Forgiveness, Gift of Grace

How I wish we knew more about such giants as Frederick Douglass. He has words to say to America about race relations today.  He has words to say to the rich and the poor. He has words to say to anyone who has been wronged, seriously wronged, by another human being.  We can learn what genuine “righteous indignation” looks like in his immortal “What to the American Slave is Fourth of July?” We can learn from him the passion of simply wanting to have an education.  What a lesson that is for today’s abysmally apathetic moms, dads and kids on education. We can learn from him the danger of collective amnesia. But we can also learn from him that even the grossest offenders and the weakest of victims can in fact forgive one another.  Justice is not simply about evening the score (ohhh that is what the world believes justice is). Justice bears fruit in shalom and reconciliation. This is a message that even Christians need to hear. Perhaps Christians most of all!

The stories of grace and forgiveness that Frederick Douglass models exhibit three biblical truths regarding the notion of forgiveness as it is put into practice.

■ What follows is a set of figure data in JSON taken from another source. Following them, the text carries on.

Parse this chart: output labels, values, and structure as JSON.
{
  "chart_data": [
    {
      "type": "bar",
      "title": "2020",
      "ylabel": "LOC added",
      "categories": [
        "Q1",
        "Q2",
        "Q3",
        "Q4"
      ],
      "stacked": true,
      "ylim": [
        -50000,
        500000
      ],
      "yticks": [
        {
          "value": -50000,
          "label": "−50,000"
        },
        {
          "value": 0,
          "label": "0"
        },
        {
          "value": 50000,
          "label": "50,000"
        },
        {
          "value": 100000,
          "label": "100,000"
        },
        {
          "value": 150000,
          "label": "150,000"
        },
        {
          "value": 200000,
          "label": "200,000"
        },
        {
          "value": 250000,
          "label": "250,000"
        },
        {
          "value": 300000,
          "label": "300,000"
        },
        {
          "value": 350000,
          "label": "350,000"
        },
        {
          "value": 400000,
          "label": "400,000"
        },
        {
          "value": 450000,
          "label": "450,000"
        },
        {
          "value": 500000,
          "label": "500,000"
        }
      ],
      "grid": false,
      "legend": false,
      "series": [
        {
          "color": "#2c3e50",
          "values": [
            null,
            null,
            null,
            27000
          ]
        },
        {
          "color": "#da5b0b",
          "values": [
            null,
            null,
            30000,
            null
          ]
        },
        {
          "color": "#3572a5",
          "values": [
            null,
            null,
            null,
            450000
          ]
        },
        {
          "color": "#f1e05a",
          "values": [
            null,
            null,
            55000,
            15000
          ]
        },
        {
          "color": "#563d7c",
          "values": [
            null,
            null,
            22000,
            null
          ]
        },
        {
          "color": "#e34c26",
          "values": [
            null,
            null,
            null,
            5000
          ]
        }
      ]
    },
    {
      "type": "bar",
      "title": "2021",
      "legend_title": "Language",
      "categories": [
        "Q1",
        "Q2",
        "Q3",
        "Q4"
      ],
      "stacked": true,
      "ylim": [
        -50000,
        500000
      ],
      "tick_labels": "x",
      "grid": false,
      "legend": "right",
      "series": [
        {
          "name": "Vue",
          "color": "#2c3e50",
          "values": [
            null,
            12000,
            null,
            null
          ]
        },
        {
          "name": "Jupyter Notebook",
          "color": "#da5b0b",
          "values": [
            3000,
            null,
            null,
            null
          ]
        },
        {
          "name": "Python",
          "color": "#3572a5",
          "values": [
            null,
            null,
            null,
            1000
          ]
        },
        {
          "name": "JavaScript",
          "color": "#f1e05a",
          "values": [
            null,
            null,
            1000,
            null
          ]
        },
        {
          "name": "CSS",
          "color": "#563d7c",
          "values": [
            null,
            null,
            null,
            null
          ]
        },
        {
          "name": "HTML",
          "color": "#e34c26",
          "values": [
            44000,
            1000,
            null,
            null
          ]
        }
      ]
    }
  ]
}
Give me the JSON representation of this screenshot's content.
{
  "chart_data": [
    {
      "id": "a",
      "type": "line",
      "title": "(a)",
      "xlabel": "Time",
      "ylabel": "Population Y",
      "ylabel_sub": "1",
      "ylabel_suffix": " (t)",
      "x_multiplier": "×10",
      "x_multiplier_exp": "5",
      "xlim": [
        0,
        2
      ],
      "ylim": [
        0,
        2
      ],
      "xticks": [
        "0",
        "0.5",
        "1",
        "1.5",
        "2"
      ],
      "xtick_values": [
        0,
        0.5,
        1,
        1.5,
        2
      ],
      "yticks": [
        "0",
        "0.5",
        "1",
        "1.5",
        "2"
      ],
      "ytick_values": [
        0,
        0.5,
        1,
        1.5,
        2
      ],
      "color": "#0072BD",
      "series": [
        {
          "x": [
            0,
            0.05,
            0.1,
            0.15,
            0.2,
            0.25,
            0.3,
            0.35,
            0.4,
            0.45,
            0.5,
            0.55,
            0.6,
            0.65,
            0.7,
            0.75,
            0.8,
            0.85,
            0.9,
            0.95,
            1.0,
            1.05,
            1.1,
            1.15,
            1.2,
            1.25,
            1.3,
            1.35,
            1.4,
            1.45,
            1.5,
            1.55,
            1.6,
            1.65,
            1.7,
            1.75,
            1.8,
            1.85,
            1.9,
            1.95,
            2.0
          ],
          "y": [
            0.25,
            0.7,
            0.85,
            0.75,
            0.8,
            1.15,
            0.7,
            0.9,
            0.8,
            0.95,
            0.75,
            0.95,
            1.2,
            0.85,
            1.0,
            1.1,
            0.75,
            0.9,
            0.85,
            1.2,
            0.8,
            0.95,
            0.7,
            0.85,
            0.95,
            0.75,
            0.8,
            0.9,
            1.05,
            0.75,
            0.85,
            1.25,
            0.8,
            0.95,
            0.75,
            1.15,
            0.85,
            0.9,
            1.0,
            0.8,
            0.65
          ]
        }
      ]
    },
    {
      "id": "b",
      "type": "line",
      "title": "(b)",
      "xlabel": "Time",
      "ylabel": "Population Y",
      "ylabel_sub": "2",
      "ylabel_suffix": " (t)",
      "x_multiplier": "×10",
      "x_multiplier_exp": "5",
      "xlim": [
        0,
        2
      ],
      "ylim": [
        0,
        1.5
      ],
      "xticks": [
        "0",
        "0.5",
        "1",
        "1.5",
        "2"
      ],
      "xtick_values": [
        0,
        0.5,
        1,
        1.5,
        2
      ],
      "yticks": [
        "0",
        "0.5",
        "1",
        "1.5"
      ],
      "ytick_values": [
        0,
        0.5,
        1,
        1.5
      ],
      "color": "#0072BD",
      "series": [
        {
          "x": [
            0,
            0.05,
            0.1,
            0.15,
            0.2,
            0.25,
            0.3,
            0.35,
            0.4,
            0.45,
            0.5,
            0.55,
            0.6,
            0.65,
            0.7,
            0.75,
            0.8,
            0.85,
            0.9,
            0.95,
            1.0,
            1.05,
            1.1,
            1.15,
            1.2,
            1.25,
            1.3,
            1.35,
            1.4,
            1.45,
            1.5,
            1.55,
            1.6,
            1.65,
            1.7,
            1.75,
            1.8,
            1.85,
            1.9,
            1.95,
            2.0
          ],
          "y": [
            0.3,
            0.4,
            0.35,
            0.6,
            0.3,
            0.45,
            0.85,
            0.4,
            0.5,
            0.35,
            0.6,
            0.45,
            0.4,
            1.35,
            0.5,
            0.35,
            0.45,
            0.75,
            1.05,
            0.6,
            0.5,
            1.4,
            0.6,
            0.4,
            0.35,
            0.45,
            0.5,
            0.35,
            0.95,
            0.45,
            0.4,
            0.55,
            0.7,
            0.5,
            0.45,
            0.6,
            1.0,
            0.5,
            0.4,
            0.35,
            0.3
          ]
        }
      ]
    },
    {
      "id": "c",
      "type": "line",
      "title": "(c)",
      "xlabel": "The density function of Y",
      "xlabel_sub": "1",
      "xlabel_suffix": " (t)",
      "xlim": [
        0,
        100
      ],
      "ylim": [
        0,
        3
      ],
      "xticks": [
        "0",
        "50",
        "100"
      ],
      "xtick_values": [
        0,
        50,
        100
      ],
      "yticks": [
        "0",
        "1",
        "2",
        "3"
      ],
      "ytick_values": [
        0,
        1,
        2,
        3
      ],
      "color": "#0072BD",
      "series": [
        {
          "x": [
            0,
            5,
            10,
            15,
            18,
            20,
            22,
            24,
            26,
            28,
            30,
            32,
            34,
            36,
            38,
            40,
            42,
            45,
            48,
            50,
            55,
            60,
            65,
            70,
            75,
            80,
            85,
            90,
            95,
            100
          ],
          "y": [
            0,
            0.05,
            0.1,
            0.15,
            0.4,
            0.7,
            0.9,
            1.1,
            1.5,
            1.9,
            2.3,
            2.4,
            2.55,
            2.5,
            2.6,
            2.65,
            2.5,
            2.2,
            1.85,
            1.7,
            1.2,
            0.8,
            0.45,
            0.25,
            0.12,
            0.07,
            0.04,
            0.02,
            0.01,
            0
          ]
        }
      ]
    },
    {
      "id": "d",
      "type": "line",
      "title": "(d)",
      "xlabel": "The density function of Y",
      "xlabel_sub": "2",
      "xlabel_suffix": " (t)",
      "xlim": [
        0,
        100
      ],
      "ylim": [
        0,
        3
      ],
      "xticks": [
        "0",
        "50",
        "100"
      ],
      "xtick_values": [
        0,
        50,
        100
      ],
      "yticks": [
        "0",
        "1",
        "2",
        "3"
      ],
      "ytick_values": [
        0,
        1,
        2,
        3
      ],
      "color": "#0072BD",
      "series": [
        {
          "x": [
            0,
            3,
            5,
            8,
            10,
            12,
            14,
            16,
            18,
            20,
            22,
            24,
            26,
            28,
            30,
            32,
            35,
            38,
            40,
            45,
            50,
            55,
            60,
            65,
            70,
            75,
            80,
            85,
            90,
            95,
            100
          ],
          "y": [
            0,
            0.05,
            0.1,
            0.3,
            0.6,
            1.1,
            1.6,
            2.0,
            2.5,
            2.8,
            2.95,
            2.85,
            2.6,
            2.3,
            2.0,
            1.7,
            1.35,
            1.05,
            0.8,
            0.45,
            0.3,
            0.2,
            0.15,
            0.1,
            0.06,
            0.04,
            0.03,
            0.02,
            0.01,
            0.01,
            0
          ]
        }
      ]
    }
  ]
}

1) Douglass rediscovered the humanity of the person who hurt him. As we practice the Spiritual gift of forgiveness we likewise must discover or rediscover the fallen, defaced and even broken humanity in the person who has wronged us. This is often a difficult and painful process because our own fallenness will want to defend our reasons for denying the essential humanity of the person who has grossly wronged us.  This is why the picture of Douglass over the grave of Colonel Lloyd is so gripping.

2) Douglass surrendered his right to get even with the tyrants. This is fundamental to biblical forgiveness. Douglass did not deny the pain, the suffering, nor the barbarism of slavery.  That is in fact the very evil needing to be forgiven. No, forgiveness affirms the bitter reality that the wrong has in fact been committed. Rather in forgiveness we choose, in light of rediscovering his or her humanity and the greater light of the cross of Jesus Christ, to give up the right of revenge. Douglass could have easily exacted retribution upon Captain Auld but instead became his equal. I am as speechless as Douglass was himself.

3) Douglass decided, this was a conscious decision, to revise his feelings toward the persons who had gravely wronged him. His feelings regarding slavery and bigotry did not change one iota nor should they.  What he changed was his feelings toward human beings.  Colonel Lloyd was a victim of a prejudiced upbringing and society.  Auld was a tragic figure himself. Frederick Douglass in light of the grace of forgiveness changed his feelings toward them.

Maybe the United States should put Frederick Douglass on the ten dollar bill rather than Alexander Hamilton. He deserves it far more. His is a great story.  Near the end of his life, one of the images he wanted us not to forget, was that even slaveholders and former slaves could come to see in one another the image of God and extend the most profound of blessings upon one another – the gift of forgiveness. At no time is a human being more like God than when they give the gift of forgiveness.

Who does not need forgiveness.

Let he who is without sin cast the first stone” – Jesus of Nazareth

2 Responses to “Stories of Grace, Stories of Forgiveness: Frederick Douglass Affirms the Humanity of a Slaveholder”

  1. Wade Tannehill Says:

    Bobby,

    Thanks for sharing this powerful story of forgiveness. What a take on the old saying that “to understand all is to forgive all.” That Doulass could see Auld as a victim as well is astounding.

    Your applications to the various life situations in which we find ourselves are worth commiting to memory.

    I also think Douglass should be on the $10 bill. Not much I’ve read about Hamilton has impressed me and it’s about time we had an African-American of such notable distinction on our currency.

    Our family recently made a pilgrimage to the graveside of Frederick Douglass in Rochester, N.Y. where he is buried at the same cemetary as Susan B. Anthony. Two freedom fighters from different eras resting within yards of one another.

  2. Cheryl Says:

    Thank you for this blog post. It really helped in my research for my web project on repentance from racism.